Atualmente, o câncer é a segunda maior causa de morte no mundo, tornando-se uma enorme barreira ao aumento da expectativa de vida. Dentre os inúmeros tipos, o câncer ósseo caracteriza-se como uma neoplasia, uma massa de tecido anormal, que pode ocorrer de duas formas: quando se origina diretamente no osso, denominado osteosarcoma, e quando surge como resultado da metástase de outras neoplasias.
Em ambos os casos, o principal tratamento é baseado na remoção cirúrgica do tumor, seguido por terapias complementares, tais como a quimioterapia e a radioterapia, realizadas com o intuito de remover as células cancerígenas remanescentes na área adjacente ao tumor. Ao mesmo tempo em que essas terapias permitem a melhora da saúde e bem-estar do paciente, elas acarretam efeitos colaterais que têm grande influência na sua qualidade de vida.
Por esta razão, pesquisadores buscam o desenvolvimento de tratamentos mais efetivos e com o mínimo possível de efeitos colaterais. Entre estas possibilidades está a hipertermia magnética, uma terapia alternativa na cura do câncer que se baseia no aquecimento das células tumorais até aproximadamente 43°C. Ao serem aquecidas, as células doentes sofrem necrose e inativação de proteínas importantes, levando à morte celular. Esse processo chama a atenção por poupar as células saudáveis e afetar principalmente as células cancerígenas, uma vez que essas apresentam menor resistência ao calor.
Com a intenção de buscar novos materiais que possibilitem o tratamento do câncer ósseo por hipertermia, recentemente foi desenvolvido por pesquisadores do Centro de Desenvolvimento de Materiais Funcionais (CDMF) um material compósito multifuncional formado por uma matriz de vidro bioativo com partículas magnéticas. A matriz vítrea, produzida no Laboratório de Materiais Vítreos (LaMaV/UFSCar) e licenciada para a empresa startup VETRA, possui a capacidade de regenerar o tecido ósseo quando entra em contato com os fluidos biológicos, formando uma camada de hidroxicarbonato apatita (HCA), um mineral presente naturalmente no osso humano que é cristalizado entre o vidro e o tecido ósseo, permitindo a fixação do compósito material ao osso. Estas descobertas estão apresentadas no artigo “Smart Bone Graft Composite for Cancer Therapy Using Magnetic Hyperthermia”, publicado no periódico Materials.
Aplicadas ao compósito, as partículas magnéticas de manganita de lantânio dopada com estrôncio foram produzidas separadamente e incorporadas em diferentes concentrações na matriz vítrea bioativa. Geovana Santana, primeira autora do estudo e pesquisadora do CDMF, conta que as partículas magnéticas são responsáveis pela produção de calor ao serem submetidas a um campo magnético externo, além de viabilizarem o controle da temperatura máxima alcançada.
“Neste caso, o controle de temperatura é extremamente importante, uma vez que impede o superaquecimento local e, consequentemente, a destruição dos tecidos saudáveis adjacentes à área de tratamento. No geral, o óxido de ferro é o material mais utilizado nos estudos de hipertermia magnética. Contudo, a alta liberação de calor produzido por este material é dificilmente controlada no interior do corpo, tornando-se uma desvantagem em relação às partículas magnéticas”, explicou Santana, doutoranda no Programa de Pós-Graduação em Ciências e Engenharia de Materiais (PPGCEM) da UFSCar.

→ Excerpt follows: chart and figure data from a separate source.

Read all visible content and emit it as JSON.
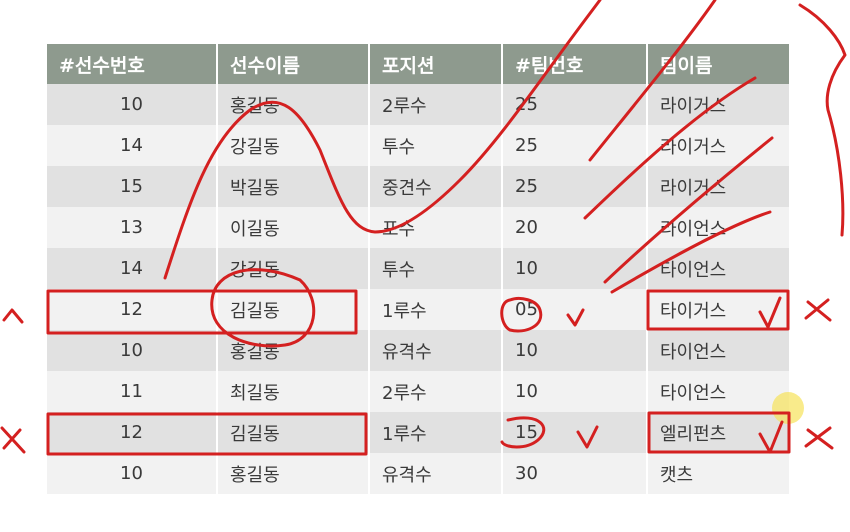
{
  "table": {
    "headers": [
      "#선수번호",
      "선수이름",
      "포지션",
      "#팀번호",
      "팀이름"
    ],
    "rows": [
      [
        "10",
        "홍길동",
        "2루수",
        "25",
        "라이거스"
      ],
      [
        "14",
        "강길동",
        "투수",
        "25",
        "라이거스"
      ],
      [
        "15",
        "박길동",
        "중견수",
        "25",
        "라이거스"
      ],
      [
        "13",
        "이길동",
        "포수",
        "20",
        "라이언스"
      ],
      [
        "14",
        "강길동",
        "투수",
        "10",
        "타이언스"
      ],
      [
        "12",
        "김길동",
        "1루수",
        "05",
        "타이거스"
      ],
      [
        "10",
        "홍길동",
        "유격수",
        "10",
        "타이언스"
      ],
      [
        "11",
        "최길동",
        "2루수",
        "10",
        "타이언스"
      ],
      [
        "12",
        "김길동",
        "1루수",
        "15",
        "엘리펀츠"
      ],
      [
        "10",
        "홍길동",
        "유격수",
        "30",
        "캣츠"
      ]
    ]
  },
  "annotations": {
    "ink_color": "#d42020",
    "highlight_color": "#f7e25a"
  }
}
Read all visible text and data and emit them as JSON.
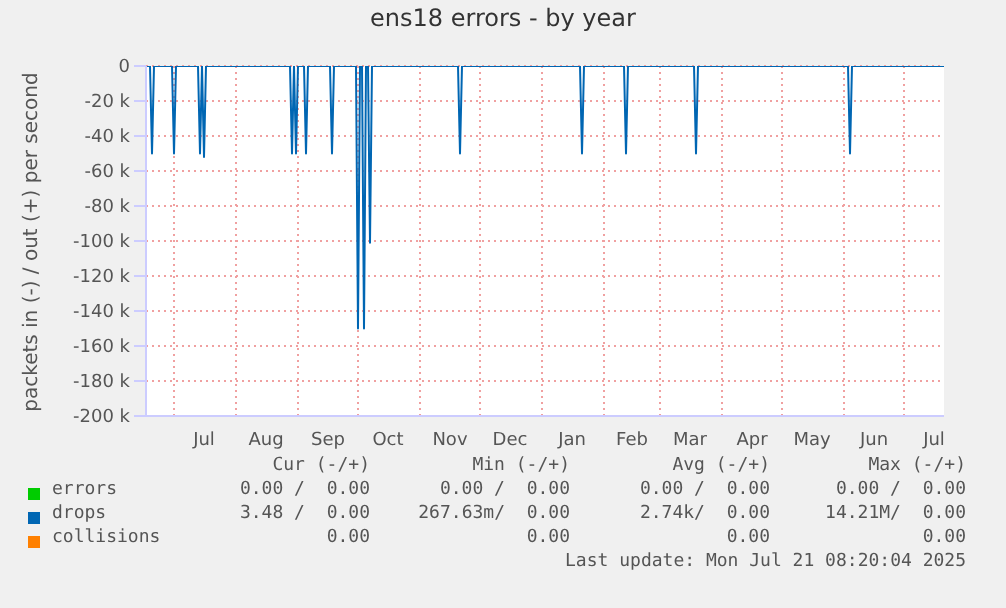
{
  "chart_data": {
    "type": "line",
    "title": "ens18 errors - by year",
    "ylabel": "packets in (-) / out (+) per second",
    "xlim": [
      "2024-06-17",
      "2025-07-21"
    ],
    "xticks": [
      {
        "value": "2024-07-01",
        "label": null
      },
      {
        "value": "2024-08-01",
        "label": null
      },
      {
        "value": "2024-09-01",
        "label": null
      },
      {
        "value": "2024-10-01",
        "label": null
      },
      {
        "value": "2024-11-01",
        "label": null
      },
      {
        "value": "2024-12-01",
        "label": null
      },
      {
        "value": "2025-01-01",
        "label": null
      },
      {
        "value": "2025-02-01",
        "label": null
      },
      {
        "value": "2025-03-01",
        "label": null
      },
      {
        "value": "2025-04-01",
        "label": null
      },
      {
        "value": "2025-05-01",
        "label": null
      },
      {
        "value": "2025-06-01",
        "label": null
      },
      {
        "value": "2025-07-01",
        "label": null
      },
      {
        "value": "2024-07-16",
        "label": "Jul"
      },
      {
        "value": "2024-08-16",
        "label": "Aug"
      },
      {
        "value": "2024-09-16",
        "label": "Sep"
      },
      {
        "value": "2024-10-16",
        "label": "Oct"
      },
      {
        "value": "2024-11-16",
        "label": "Nov"
      },
      {
        "value": "2024-12-16",
        "label": "Dec"
      },
      {
        "value": "2025-01-16",
        "label": "Jan"
      },
      {
        "value": "2025-02-15",
        "label": "Feb"
      },
      {
        "value": "2025-03-16",
        "label": "Mar"
      },
      {
        "value": "2025-04-16",
        "label": "Apr"
      },
      {
        "value": "2025-05-16",
        "label": "May"
      },
      {
        "value": "2025-06-16",
        "label": "Jun"
      },
      {
        "value": "2025-07-16",
        "label": "Jul"
      }
    ],
    "ylim": [
      -200000,
      0
    ],
    "yticks": [
      0,
      {
        "value": -20000,
        "label": "-20 k"
      },
      {
        "value": -40000,
        "label": "-40 k"
      },
      {
        "value": -60000,
        "label": "-60 k"
      },
      {
        "value": -80000,
        "label": "-80 k"
      },
      {
        "value": -100000,
        "label": "-100 k"
      },
      {
        "value": -120000,
        "label": "-120 k"
      },
      {
        "value": -140000,
        "label": "-140 k"
      },
      {
        "value": -160000,
        "label": "-160 k"
      },
      {
        "value": -180000,
        "label": "-180 k"
      },
      {
        "value": -200000,
        "label": "-200 k"
      }
    ],
    "grid": true,
    "legend": "bottom",
    "marker": "none",
    "line_style": "solid",
    "series": [
      {
        "name": "errors",
        "color": "#00cc00"
      },
      {
        "name": "drops",
        "color": "#0066b3",
        "x": [
          "2024-06-17",
          "2024-06-19",
          "2024-06-20",
          "2024-06-21",
          "2024-06-30",
          "2024-07-01",
          "2024-07-02",
          "2024-07-13",
          "2024-07-14",
          "2024-07-15",
          "2024-07-16",
          "2024-07-17",
          "2024-08-28",
          "2024-08-29",
          "2024-08-30",
          "2024-08-31",
          "2024-09-01",
          "2024-09-04",
          "2024-09-05",
          "2024-09-06",
          "2024-09-17",
          "2024-09-18",
          "2024-09-19",
          "2024-09-30",
          "2024-10-01",
          "2024-10-02",
          "2024-10-03",
          "2024-10-04",
          "2024-10-05",
          "2024-10-06",
          "2024-10-07",
          "2024-10-08",
          "2024-11-20",
          "2024-11-21",
          "2024-11-22",
          "2025-01-20",
          "2025-01-21",
          "2025-01-22",
          "2025-02-11",
          "2025-02-12",
          "2025-02-13",
          "2025-03-18",
          "2025-03-19",
          "2025-03-20",
          "2025-06-03",
          "2025-06-04",
          "2025-06-05",
          "2025-07-21"
        ],
        "values": [
          0,
          0,
          -50000,
          0,
          0,
          -50000,
          0,
          0,
          -50000,
          0,
          -52000,
          0,
          0,
          -50000,
          0,
          -50000,
          0,
          0,
          -50000,
          0,
          0,
          -50000,
          0,
          0,
          -150000,
          0,
          0,
          -150000,
          0,
          0,
          -101000,
          0,
          0,
          -50000,
          0,
          0,
          -50000,
          0,
          0,
          -50000,
          0,
          0,
          -50000,
          0,
          0,
          -50000,
          0,
          0
        ]
      },
      {
        "name": "collisions",
        "color": "#ff8000"
      }
    ],
    "annotations": [
      "Cur (-/+)",
      "Min (-/+)",
      "Avg (-/+)",
      "Max (-/+)",
      "0.00 /  0.00",
      "0.00 /  0.00",
      "0.00 /  0.00",
      "0.00 /  0.00",
      "3.48 /  0.00",
      "267.63m/  0.00",
      "2.74k/  0.00",
      "14.21M/  0.00",
      "0.00",
      "0.00",
      "0.00",
      "0.00",
      "Last update: Mon Jul 21 08:20:04 2025"
    ]
  }
}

Os resultados da pesquisa publicada comprovaram que o novo material compósito apresenta propriedades bioativas e magnéticas promissoras para aplicação em hipertermia de câncer ósseo, podendo ser utilizado como enxerto ósseo no tratamento cirúrgico e permitindo a ação dupla de aquecimento local e regeneração do osso.
A pesquisa também contou com a colaboração dos pesquisadores Murilo Camuri Crovace, Ernesto E. Mazón, Adilson J. A. de Oliveira, Theo Z. Pavan e Edgar D. Zanotto. Para dar sequência a este estudo, os próximos passos da investigação buscarão otimizar o processo de geração de calor dos compósitos e estabilizar a temperatura, bem como a avaliação da sua citotoxicidade em culturas celulares.
CDMF
O CDMF, sediado na Universidade Federal de São Carlos (UFSCar), é um dos Centros de Pesquisa, Inovação e Difusão (Cepids) apoiados pela Fundação de Amparo à Pesquisa do Estado de São Paulo (Fapesp), e recebe também investimento do Conselho Nacional de Desenvolvimento Científico e Tecnológico (CNPq), a partir do Instituto Nacional de Ciência e Tecnologia dos Materiais em Nanotecnologia (INCTMN).